Search code examples
bashmacosshellenvironment-variablesfish

spark-submit: command not found


A very simple question:

I try to use a bash script to submit spark jobs. But somehow it keeps complaining that it cannot find spark-submit command. But when I just copy out the command and run directly in my terminal, it runs fine.

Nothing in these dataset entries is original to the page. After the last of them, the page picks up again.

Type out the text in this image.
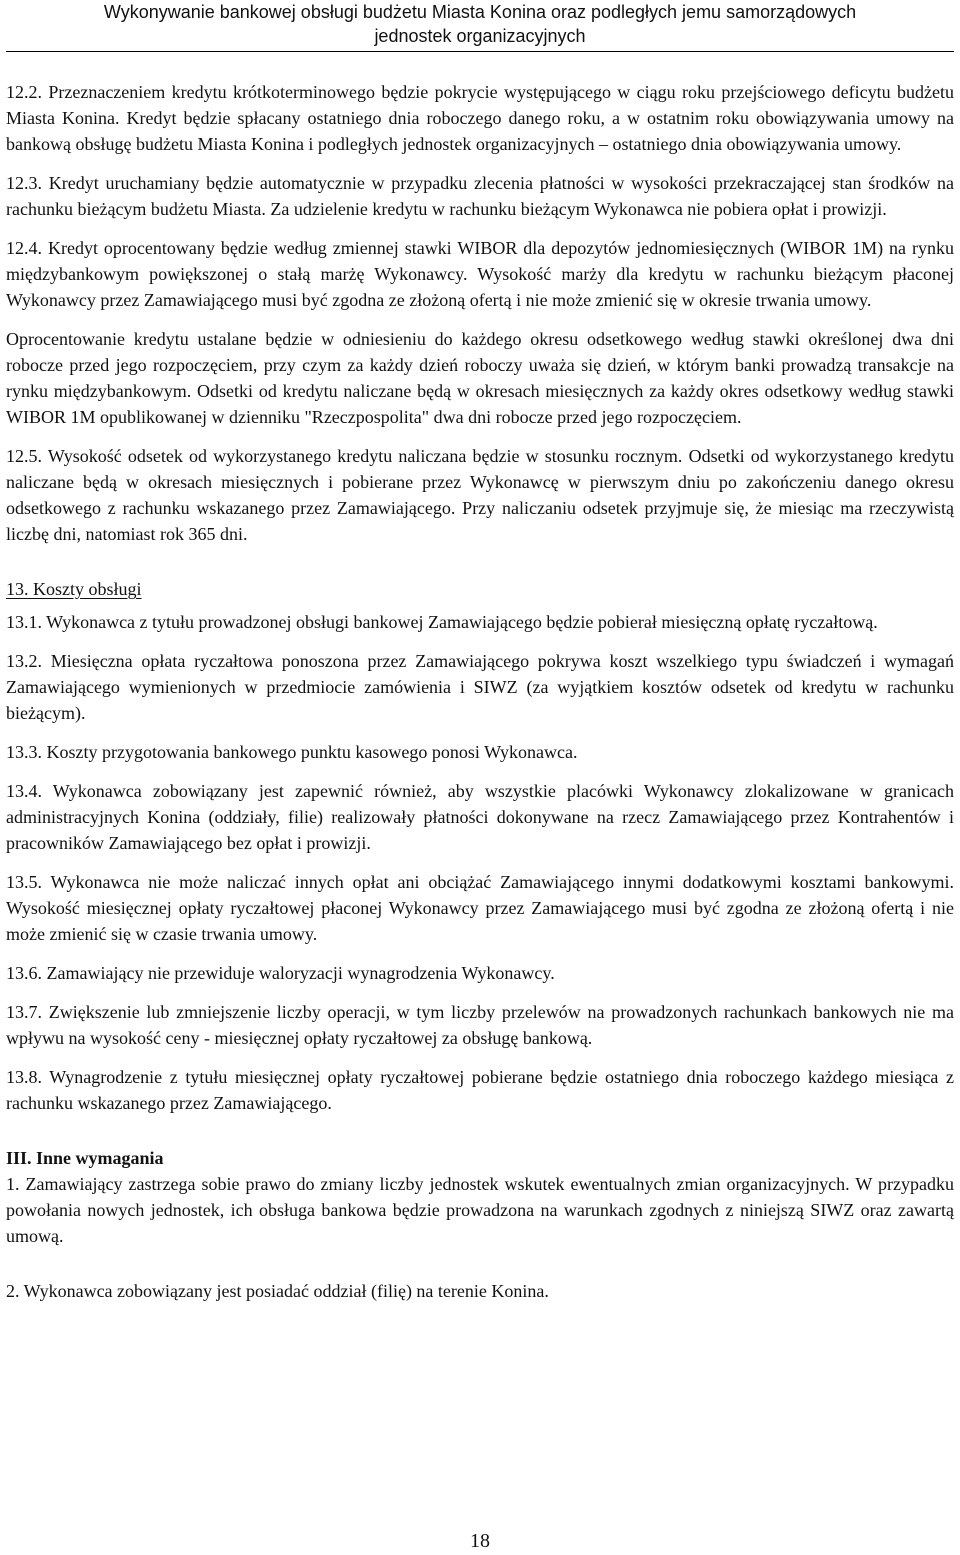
Wykonywanie bankowej obsługi budżetu Miasta Konina oraz podległych jemu samorządowych
jednostek organizacyjnych

12.2. Przeznaczeniem kredytu krótkoterminowego będzie pokrycie występującego w ciągu roku przejściowego deficytu budżetu Miasta Konina. Kredyt będzie spłacany ostatniego dnia roboczego danego roku, a w ostatnim roku obowiązywania umowy na bankową obsługę budżetu Miasta Konina i podległych jednostek organizacyjnych – ostatniego dnia obowiązywania umowy.

12.3. Kredyt uruchamiany będzie automatycznie w przypadku zlecenia płatności w wysokości przekraczającej stan środków na rachunku bieżącym budżetu Miasta. Za udzielenie kredytu w rachunku bieżącym Wykonawca nie pobiera opłat i prowizji.

12.4. Kredyt oprocentowany będzie według zmiennej stawki WIBOR dla depozytów jednomiesięcznych (WIBOR 1M) na rynku międzybankowym powiększonej o stałą marżę Wykonawcy. Wysokość marży dla kredytu w rachunku bieżącym płaconej Wykonawcy przez Zamawiającego musi być zgodna ze złożoną ofertą i nie może zmienić się w okresie trwania umowy.

Oprocentowanie kredytu ustalane będzie w odniesieniu do każdego okresu odsetkowego według stawki określonej dwa dni robocze przed jego rozpoczęciem, przy czym za każdy dzień roboczy uważa się dzień, w którym banki prowadzą transakcje na rynku międzybankowym. Odsetki od kredytu naliczane będą w okresach miesięcznych za każdy okres odsetkowy według stawki WIBOR 1M opublikowanej w dzienniku "Rzeczpospolita" dwa dni robocze przed jego rozpoczęciem.

12.5. Wysokość odsetek od wykorzystanego kredytu naliczana będzie w stosunku rocznym. Odsetki od wykorzystanego kredytu naliczane będą w okresach miesięcznych i pobierane przez Wykonawcę w pierwszym dniu po zakończeniu danego okresu odsetkowego z rachunku wskazanego przez Zamawiającego. Przy naliczaniu odsetek przyjmuje się, że miesiąc ma rzeczywistą liczbę dni, natomiast rok 365 dni.

13. Koszty obsługi

13.1. Wykonawca z tytułu prowadzonej obsługi bankowej Zamawiającego będzie pobierał miesięczną opłatę ryczałtową.

13.2. Miesięczna opłata ryczałtowa ponoszona przez Zamawiającego pokrywa koszt wszelkiego typu świadczeń i wymagań Zamawiającego wymienionych w przedmiocie zamówienia i SIWZ (za wyjątkiem kosztów odsetek od kredytu w rachunku bieżącym).

13.3. Koszty przygotowania bankowego punktu kasowego ponosi Wykonawca.

13.4. Wykonawca zobowiązany jest zapewnić również, aby wszystkie placówki Wykonawcy zlokalizowane w granicach administracyjnych Konina (oddziały, filie) realizowały płatności dokonywane na rzecz Zamawiającego przez Kontrahentów i pracowników Zamawiającego bez opłat i prowizji.

13.5. Wykonawca nie może naliczać innych opłat ani obciążać Zamawiającego innymi dodatkowymi kosztami bankowymi. Wysokość miesięcznej opłaty ryczałtowej płaconej Wykonawcy przez Zamawiającego musi być zgodna ze złożoną ofertą i nie może zmienić się w czasie trwania umowy.

13.6. Zamawiający nie przewiduje waloryzacji wynagrodzenia Wykonawcy.

13.7. Zwiększenie lub zmniejszenie liczby operacji, w tym liczby przelewów na prowadzonych rachunkach bankowych nie ma wpływu na wysokość ceny - miesięcznej opłaty ryczałtowej za obsługę bankową.

13.8. Wynagrodzenie z tytułu miesięcznej opłaty ryczałtowej pobierane będzie ostatniego dnia roboczego każdego miesiąca z rachunku wskazanego przez Zamawiającego.

III. Inne wymagania

1. Zamawiający zastrzega sobie prawo do zmiany liczby jednostek wskutek ewentualnych zmian organizacyjnych. W przypadku powołania nowych jednostek, ich obsługa bankowa będzie prowadzona na warunkach zgodnych z niniejszą SIWZ oraz zawartą umową.

2. Wykonawca zobowiązany jest posiadać oddział (filię) na terenie Konina.

18
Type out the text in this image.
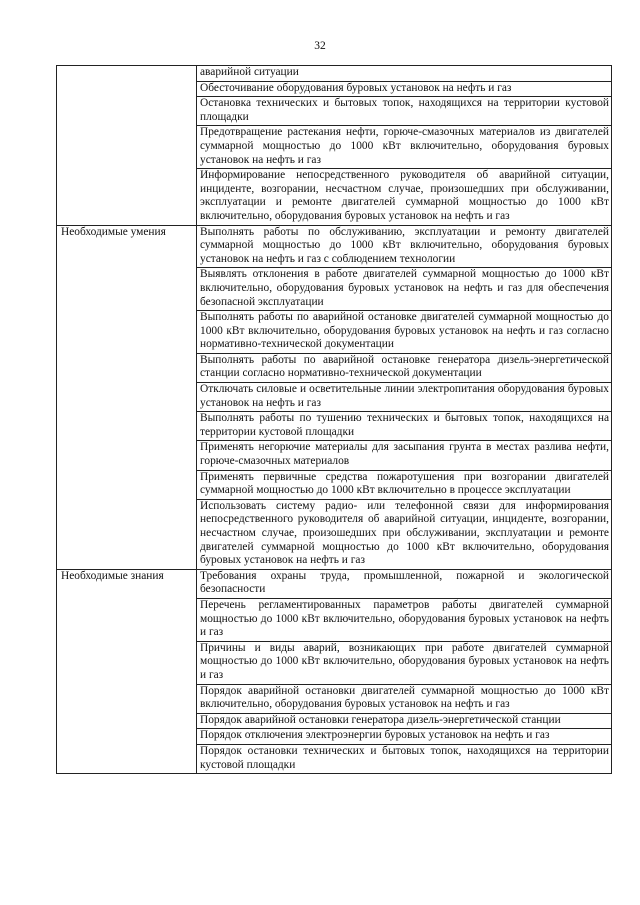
32
	аварийной ситуации
	Обесточивание оборудования буровых установок на нефть и газ
	Остановка технических и бытовых топок, находящихся на территории кустовой площадки
	Предотвращение растекания нефти, горюче-смазочных материалов из двигателей суммарной мощностью до 1000 кВт включительно, оборудования буровых установок на нефть и газ
	Информирование непосредственного руководителя об аварийной ситуации, инциденте, возгорании, несчастном случае, произошедших при обслуживании, эксплуатации и ремонте двигателей суммарной мощностью до 1000 кВт включительно, оборудования буровых установок на нефть и газ
Необходимые умения	Выполнять работы по обслуживанию, эксплуатации и ремонту двигателей суммарной мощностью до 1000 кВт включительно, оборудования буровых установок на нефть и газ с соблюдением технологии
	Выявлять отклонения в работе двигателей суммарной мощностью до 1000 кВт включительно, оборудования буровых установок на нефть и газ для обеспечения безопасной эксплуатации
	Выполнять работы по аварийной остановке двигателей суммарной мощностью до 1000 кВт включительно, оборудования буровых установок на нефть и газ согласно нормативно-технической документации
	Выполнять работы по аварийной остановке генератора дизель-энергетической станции согласно нормативно-технической документации
	Отключать силовые и осветительные линии электропитания оборудования буровых установок на нефть и газ
	Выполнять работы по тушению технических и бытовых топок, находящихся на территории кустовой площадки
	Применять негорючие материалы для засыпания грунта в местах разлива нефти, горюче-смазочных материалов
	Применять первичные средства пожаротушения при возгорании двигателей суммарной мощностью до 1000 кВт включительно в процессе эксплуатации
	Использовать систему радио- или телефонной связи для информирования непосредственного руководителя об аварийной ситуации, инциденте, возгорании, несчастном случае, произошедших при обслуживании, эксплуатации и ремонте двигателей суммарной мощностью до 1000 кВт включительно, оборудования буровых установок на нефть и газ
Необходимые знания	Требования охраны труда, промышленной, пожарной и экологической безопасности
	Перечень регламентированных параметров работы двигателей суммарной мощностью до 1000 кВт включительно, оборудования буровых установок на нефть и газ
	Причины и виды аварий, возникающих при работе двигателей суммарной мощностью до 1000 кВт включительно, оборудования буровых установок на нефть и газ
	Порядок аварийной остановки двигателей суммарной мощностью до 1000 кВт включительно, оборудования буровых установок на нефть и газ
	Порядок аварийной остановки генератора дизель-энергетической станции
	Порядок отключения электроэнергии буровых установок на нефть и газ
	Порядок остановки технических и бытовых топок, находящихся на территории кустовой площадки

My shell is fish shell, here's what I have in my fish shell config: ~/.config/fish/config.fish:

alias spark-submit='/Users/MY_NAME/Downloads/spark-2.0.2-bin-hadoop2.7/bin/spark-submit'

Here's my bash script:

#!/usr/bin/env bash


SUBMIT_COMMAND="HADOOP_USER_NAME=hdfs spark-submit \
      --master $MASTER \
      --deploy-mode client \
      --driver-memory $DRIVER_MEMORY \
      --executor-memory $EXECUTOR_MEMORY \
      --num-executors $NUM_EXECUTORS \
      --executor-cores $EXECUTOR_CORES \
      --conf spark.shuffle.compress=true \
      --conf spark.network.timeout=2000s \
      $DEBUG_PARAM \
      --class com.fisher.coder.OfflineIndexer \
      --verbose \
      $JAR_PATH \
      --local $LOCAL \
      $SOLR_HOME \
      --solrconfig 'resource:solrhome/' \
      $ZK_QUORUM_PARAM \
      --source $SOURCE \
      --limit $LIMIT \
      --sample $SAMPLE \
      --dest $DEST \
      --copysolrconfig \
      --shards $SHARDS \
      $S3_ZK_ZNODE_PARENT \
      $S3_HBASE_ROOTDIR \
      "

eval "$SUBMIT_COMMAND"

What I've tried: I could run this command perfectly fine on my Mac OS X fish shell when I copy this command literally out and directly run. However, what I wanted to achieve is to be able to run ./submit.sh -local which executes the above shell.

Any clues please?


Solution

  • You seem to be confused about what a fish alias is. When you run this:

    alias spark-submit='/Users/MY_NAME/Downloads/spark-2.0.2-bin-hadoop2.7/bin/spark-submit'
    

    You are actually doing this:

    function spark-submit
       /Users/MY_NAME/Downloads/spark-2.0.2-bin-hadoop2.7/bin/spark-submit $argv
    end
    

    That is, you are defining a fish function. Your bash script has no knowledge of that function. You need to either put that path in your $PATH variable or put a similar alias command in your bash script.